How to implement automation when developing tests in parallel with development sprints


by Dan Martland, Technical Testing Director 

As we undertake many test automation assignments with a multitude of clients, we actually get asked this a lot.   

The key? To build things in a modular and well-structured fashion, working up from the generic to the specific. In most cases, the framework you are using will give you the fundamental components you need to navigate the app or system you are working on, like clicking a hyperlink or sending an API request. You then need to build on top of that for common actions or factors in your system, such as doing specific checks to make sure that returned value is right and that the system hasn’t raised an error. Then you can build on top of that again with more scenario focused components.  
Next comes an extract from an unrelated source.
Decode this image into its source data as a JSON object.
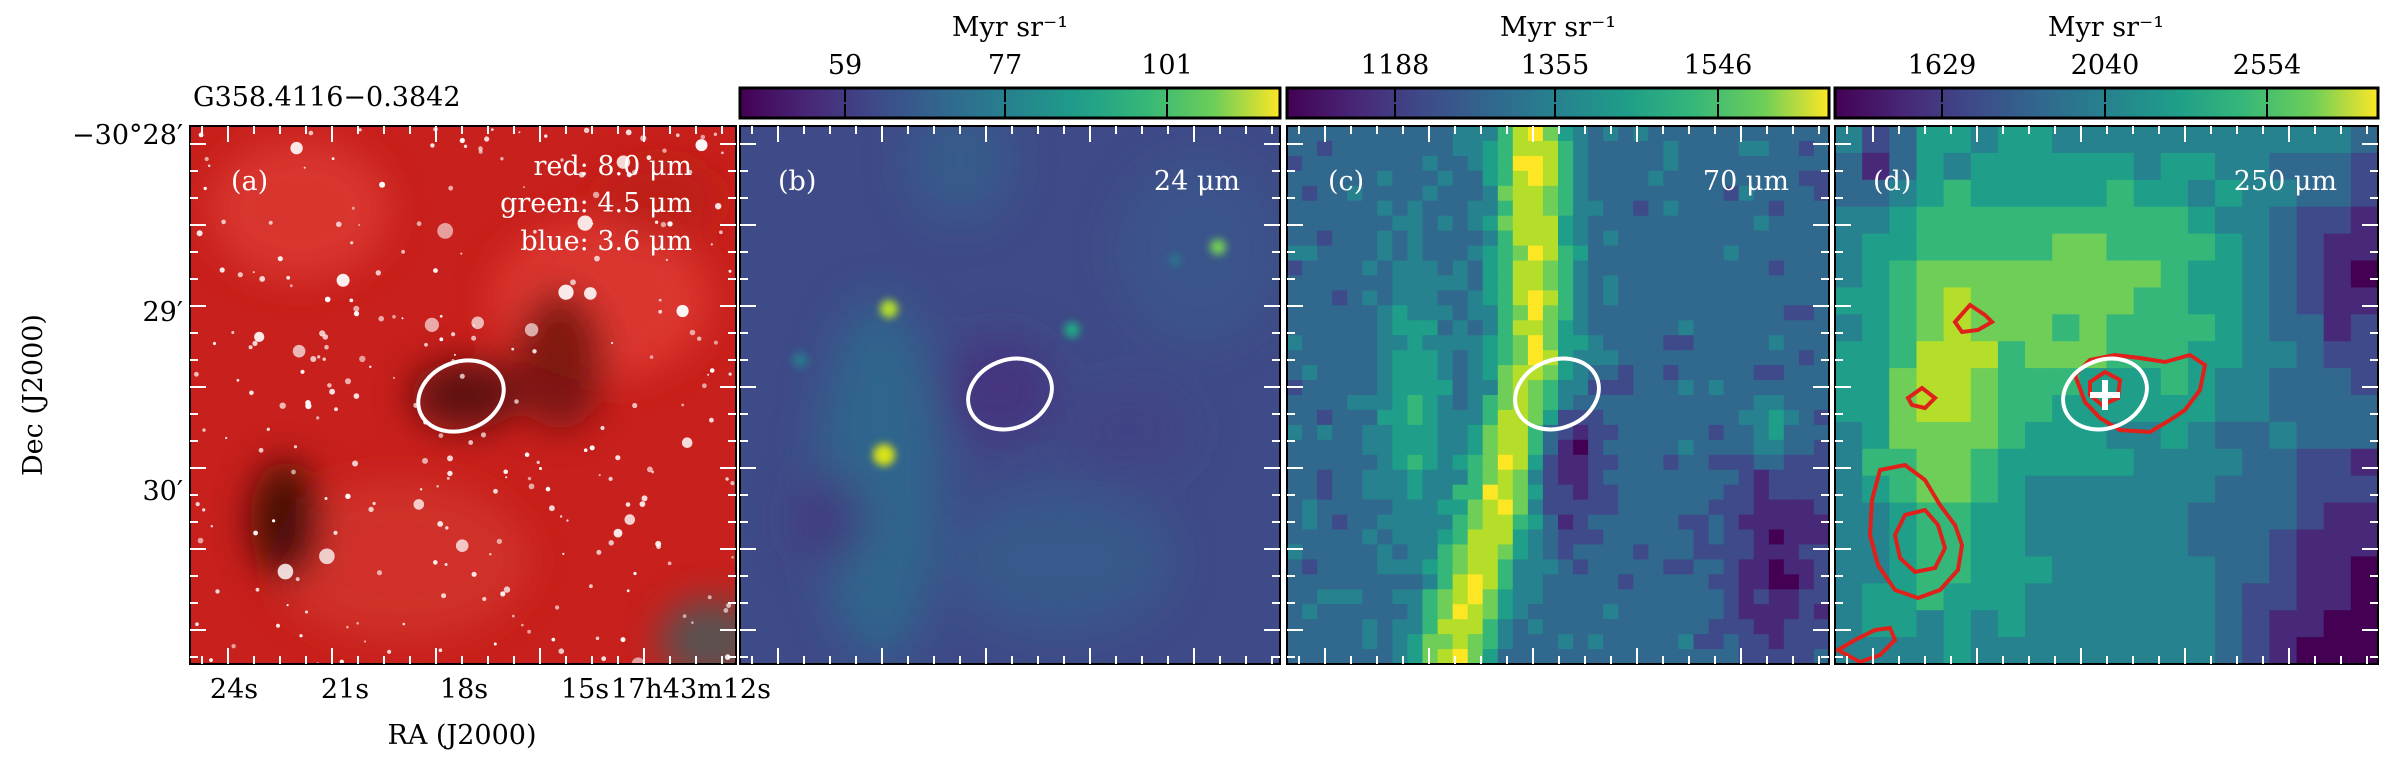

That can be a more business scenario-style context, with things like login being a classic example, or even carrying out key activities like a product search or ‘add to basket’ in an ecommerce context. Or it might be a system-event context if you are looking at B2B interfaces – an incoming request via API triggering specific behaviour, that sort of thing.  

These can be built up into a library of common actions or events that have meaning and can be turned into key statements for Behaviour Driven Development (BDD) using the Given-When-Then structure.  

For example: given that I am a user logged in to the system, when I search for a product and when I click on the product, then I am shown the right description and the right level of inventory. You would have code behind the scenes which handles login, search, product selection, and ultimately checks the displayed information against the target value which might be either a pre-defined value or comparison of the value displayed versus information currently in the database.  

You might go as far as creating a mock or stub so that you don’t need to go to the actual database. That illustrates another potential benefit from automation – you can break dependencies with third parties or other components of the system, and both simplify your test execution and bring forward tests which would otherwise have to wait on something else being delivered.  

The key? Understanding how the system is constructed and then looking at how you can isolate the behaviour you want to test. This kind of very engineering-focussed testing can have lots of benefits.